Although growth hormone therapy is generally safe, it is not as safe as any therapy and carries unpredictable health risks. Parents who request growth hormone therapy for children of essentially average height are wrong.
The role of growth hormone in normal aging remains poorly understood, but some of the cosmetic symptoms of aging appear to be susceptible to growth hormone therapy.
This is an active area of research, and additional information and recommendations about the risks and benefits will undoubtedly arise shortly.
The somatotropin in animals
Growth hormone is currently approved and marketed to improve milk production in dairy cattle.

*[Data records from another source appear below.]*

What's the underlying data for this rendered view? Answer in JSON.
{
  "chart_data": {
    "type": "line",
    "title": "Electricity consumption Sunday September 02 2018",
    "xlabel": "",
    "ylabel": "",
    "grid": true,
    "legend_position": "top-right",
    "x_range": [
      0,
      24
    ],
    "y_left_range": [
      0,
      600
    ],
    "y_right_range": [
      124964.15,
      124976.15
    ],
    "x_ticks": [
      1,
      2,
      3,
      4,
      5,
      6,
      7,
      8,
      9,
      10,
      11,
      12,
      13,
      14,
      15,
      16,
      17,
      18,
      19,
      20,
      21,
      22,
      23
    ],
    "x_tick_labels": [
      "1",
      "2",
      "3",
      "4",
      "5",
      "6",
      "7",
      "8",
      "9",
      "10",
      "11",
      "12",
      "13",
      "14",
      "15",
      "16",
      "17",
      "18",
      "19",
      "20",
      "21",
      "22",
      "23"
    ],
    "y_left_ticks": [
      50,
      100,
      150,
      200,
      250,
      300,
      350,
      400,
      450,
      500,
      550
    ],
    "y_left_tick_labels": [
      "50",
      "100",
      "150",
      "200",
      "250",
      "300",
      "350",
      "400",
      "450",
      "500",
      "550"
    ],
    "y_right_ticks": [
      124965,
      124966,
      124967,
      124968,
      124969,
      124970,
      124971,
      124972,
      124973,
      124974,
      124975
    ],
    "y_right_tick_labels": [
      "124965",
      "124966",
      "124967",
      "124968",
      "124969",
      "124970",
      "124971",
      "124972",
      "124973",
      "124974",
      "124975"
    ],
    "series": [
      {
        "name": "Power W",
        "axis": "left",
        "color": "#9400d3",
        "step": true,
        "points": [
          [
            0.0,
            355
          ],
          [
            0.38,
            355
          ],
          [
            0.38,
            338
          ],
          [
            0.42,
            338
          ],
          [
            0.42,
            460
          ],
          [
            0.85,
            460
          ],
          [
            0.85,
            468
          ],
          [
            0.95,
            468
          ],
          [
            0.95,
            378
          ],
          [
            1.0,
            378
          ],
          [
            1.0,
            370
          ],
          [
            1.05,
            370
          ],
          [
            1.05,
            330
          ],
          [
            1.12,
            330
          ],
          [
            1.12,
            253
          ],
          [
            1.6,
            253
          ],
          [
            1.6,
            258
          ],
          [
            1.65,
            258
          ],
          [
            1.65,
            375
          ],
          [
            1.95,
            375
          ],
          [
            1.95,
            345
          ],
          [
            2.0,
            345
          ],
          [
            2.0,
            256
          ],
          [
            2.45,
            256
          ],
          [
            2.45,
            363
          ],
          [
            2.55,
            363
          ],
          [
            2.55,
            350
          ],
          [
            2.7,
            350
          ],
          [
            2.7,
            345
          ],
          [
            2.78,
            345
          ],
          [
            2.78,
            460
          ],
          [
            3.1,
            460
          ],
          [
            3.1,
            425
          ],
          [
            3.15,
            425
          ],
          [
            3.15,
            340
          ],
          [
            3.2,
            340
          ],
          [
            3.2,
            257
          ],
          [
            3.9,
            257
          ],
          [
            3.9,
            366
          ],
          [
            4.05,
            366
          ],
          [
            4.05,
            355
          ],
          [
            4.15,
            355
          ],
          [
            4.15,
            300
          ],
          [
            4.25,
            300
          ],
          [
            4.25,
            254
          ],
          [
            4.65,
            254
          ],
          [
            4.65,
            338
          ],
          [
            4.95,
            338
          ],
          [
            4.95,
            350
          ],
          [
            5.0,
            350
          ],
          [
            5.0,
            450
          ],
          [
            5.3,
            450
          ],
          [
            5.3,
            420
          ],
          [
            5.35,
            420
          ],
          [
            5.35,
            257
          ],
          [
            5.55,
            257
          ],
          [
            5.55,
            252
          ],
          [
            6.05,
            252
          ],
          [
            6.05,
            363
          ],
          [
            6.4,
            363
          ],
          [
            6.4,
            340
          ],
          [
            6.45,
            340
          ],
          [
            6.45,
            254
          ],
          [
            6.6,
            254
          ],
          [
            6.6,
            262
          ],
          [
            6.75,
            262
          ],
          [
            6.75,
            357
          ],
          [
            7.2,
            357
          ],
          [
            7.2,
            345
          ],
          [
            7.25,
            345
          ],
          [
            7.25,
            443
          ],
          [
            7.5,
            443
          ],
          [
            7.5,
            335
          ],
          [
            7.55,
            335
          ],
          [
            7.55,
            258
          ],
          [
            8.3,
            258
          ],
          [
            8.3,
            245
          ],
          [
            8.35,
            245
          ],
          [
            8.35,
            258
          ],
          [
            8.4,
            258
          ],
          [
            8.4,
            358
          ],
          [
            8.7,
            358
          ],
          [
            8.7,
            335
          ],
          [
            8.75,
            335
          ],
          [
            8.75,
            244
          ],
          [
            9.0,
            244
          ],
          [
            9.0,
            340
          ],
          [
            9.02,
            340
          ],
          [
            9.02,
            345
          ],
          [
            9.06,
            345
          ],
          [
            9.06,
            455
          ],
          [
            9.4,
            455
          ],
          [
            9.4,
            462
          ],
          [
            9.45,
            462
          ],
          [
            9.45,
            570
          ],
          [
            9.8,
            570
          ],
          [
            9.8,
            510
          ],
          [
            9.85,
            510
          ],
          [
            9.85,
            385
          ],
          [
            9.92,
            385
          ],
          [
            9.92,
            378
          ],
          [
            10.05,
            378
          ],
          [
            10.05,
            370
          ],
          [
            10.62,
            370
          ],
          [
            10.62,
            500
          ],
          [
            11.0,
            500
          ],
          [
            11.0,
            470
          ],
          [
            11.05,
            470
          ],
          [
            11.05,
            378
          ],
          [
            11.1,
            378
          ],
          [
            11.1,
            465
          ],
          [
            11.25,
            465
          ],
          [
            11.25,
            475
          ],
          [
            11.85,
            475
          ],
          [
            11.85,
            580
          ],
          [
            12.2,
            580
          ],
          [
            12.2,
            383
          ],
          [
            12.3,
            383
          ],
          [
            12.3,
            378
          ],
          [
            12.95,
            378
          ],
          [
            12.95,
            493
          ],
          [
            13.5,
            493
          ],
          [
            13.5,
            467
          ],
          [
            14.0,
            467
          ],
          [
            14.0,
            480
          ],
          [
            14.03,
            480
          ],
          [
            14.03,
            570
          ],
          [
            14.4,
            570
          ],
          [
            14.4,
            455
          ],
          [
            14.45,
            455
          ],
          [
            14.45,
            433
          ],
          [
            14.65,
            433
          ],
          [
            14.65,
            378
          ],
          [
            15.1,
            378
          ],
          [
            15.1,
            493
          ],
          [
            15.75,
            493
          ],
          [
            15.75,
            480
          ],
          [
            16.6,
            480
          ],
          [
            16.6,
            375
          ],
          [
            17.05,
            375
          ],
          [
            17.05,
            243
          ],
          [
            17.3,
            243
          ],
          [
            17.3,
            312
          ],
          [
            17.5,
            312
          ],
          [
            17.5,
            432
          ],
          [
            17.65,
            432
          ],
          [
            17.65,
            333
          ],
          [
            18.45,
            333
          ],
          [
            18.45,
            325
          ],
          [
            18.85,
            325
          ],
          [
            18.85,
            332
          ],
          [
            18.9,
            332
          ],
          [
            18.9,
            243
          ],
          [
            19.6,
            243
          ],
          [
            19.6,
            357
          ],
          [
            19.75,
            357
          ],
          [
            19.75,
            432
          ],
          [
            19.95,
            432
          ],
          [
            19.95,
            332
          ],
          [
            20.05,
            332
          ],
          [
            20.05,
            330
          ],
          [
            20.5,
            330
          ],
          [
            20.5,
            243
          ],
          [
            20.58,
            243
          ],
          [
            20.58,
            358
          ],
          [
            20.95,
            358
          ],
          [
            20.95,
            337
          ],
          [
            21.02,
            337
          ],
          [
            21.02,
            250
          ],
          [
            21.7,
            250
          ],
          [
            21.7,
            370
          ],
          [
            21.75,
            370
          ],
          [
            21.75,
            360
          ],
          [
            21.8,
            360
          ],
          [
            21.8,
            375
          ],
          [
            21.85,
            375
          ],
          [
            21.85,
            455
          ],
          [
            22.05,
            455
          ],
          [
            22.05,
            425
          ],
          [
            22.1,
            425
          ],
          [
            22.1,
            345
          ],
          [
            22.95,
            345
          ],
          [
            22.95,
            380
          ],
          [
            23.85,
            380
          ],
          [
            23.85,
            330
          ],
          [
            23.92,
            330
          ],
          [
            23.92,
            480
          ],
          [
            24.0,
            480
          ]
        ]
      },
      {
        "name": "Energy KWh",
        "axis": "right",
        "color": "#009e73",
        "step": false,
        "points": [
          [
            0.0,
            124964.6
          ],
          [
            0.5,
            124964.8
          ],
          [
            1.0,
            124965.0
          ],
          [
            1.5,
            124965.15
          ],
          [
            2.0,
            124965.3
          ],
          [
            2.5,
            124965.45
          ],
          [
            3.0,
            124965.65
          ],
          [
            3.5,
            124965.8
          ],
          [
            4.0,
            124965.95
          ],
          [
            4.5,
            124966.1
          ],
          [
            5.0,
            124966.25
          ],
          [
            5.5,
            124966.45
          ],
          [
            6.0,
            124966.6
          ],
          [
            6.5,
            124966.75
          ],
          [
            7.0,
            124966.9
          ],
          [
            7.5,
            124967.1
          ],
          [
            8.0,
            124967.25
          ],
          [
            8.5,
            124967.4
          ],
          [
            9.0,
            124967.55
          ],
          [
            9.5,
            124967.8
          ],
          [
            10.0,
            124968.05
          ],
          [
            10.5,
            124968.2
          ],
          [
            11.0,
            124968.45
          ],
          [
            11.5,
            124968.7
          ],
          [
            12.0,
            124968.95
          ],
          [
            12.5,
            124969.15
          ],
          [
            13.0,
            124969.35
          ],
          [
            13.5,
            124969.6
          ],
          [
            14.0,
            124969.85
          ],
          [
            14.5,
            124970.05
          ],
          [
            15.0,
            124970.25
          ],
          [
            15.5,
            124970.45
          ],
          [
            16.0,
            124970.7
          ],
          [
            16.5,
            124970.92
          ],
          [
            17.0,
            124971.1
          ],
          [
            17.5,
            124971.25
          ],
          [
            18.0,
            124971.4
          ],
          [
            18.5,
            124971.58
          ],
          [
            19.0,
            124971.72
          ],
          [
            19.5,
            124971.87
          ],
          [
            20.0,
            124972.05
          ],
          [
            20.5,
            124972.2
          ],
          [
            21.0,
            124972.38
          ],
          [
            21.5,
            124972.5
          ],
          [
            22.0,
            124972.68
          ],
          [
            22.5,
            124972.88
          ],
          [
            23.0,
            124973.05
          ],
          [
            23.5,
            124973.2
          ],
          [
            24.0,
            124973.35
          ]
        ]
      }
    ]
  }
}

There is no doubt that the administration of bovine somatotropin to lactating cows increases milk production and, depending on the way cows are handled, can be an economically viable therapy.
However, this treatment breeds excellent controversy, even among dairy producers.
One thing that seems clear is that drinking milk from cattle treated with bovine growth hormone does not pose a risk to human health.